PRIDE2 Logo
Probability of Identity #2
Protein fold similarity
Web server
 

PRIDE2 Server description

The PRIDE2 Server uses the improved PRIDE method to compare protein structures to each other or to those in a database. The principle of the method is to compare the distributions of Cαi-Cαi+n distances in the two structures for n=3..30 (28 distributions). The average of the 28 resulting probabilities gives the PRIDE score. The first version of the method uses histograms and is described in more detail in the paper:

Carugo O and Pongor S, Protein fold similarity estimated by a probabilistic approach based on Cα-Cα distance comparison, J. Mol. Biol (2002) 315:887-898 [abstract]

The PRIDE2 approach compares unbinned distance distributions using the Kuiper variant of the Kolmogorov-Smirnov test. This is described in:

Gaspari Z, Vlahovicek K and Pongor S, Efficient recognition of folds in protein 3-D structures by the improved PRIDE algorithm, Bioinformatics (2005) 21:3322-3323. [abstract] [free accepted manuscript PDF]

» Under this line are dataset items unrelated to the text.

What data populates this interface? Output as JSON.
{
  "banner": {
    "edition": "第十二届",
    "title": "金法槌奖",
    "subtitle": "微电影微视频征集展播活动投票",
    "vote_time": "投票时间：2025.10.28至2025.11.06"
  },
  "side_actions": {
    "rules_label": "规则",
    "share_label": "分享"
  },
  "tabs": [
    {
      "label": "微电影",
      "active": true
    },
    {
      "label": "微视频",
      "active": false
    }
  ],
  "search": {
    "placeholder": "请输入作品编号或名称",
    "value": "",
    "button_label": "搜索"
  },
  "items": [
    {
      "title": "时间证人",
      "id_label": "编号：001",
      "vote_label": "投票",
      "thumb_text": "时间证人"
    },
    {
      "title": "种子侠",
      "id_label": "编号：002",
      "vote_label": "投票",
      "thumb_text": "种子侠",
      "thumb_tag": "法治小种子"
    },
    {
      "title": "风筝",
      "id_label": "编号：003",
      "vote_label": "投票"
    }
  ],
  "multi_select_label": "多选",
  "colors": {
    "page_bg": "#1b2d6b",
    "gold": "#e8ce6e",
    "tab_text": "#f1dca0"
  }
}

Outline Available search modes in the PRIDE2 Server

The PRIDE2 Server supports three basic search modes:
  1. A set of user-submitted structures can be compared to each other
  2. Fold identification: search against the CATHselect database
  3. PDBselect search
Detailed description of the basic modes:
  1. All-against-all comparison of user-submitted structures. This mode allows to submit a bunch of PDB structures for comparison with each other using the PRIDE2 method (i.e. the Kuiper variant of the Kolmogorov-Smirnov test). This mode requires user input preparation: at least 2 but no more than 50 single-chain PDB files should be concatenated (including HEADER and END records for each structure) and submitted as a single file. After preprocessing, an all-against-all PRIDE2 search is performed. The output consists of a distance and PRIDE2 matrix and a tree built based on the former by the NEIGHBOR program of the PHYLIP package.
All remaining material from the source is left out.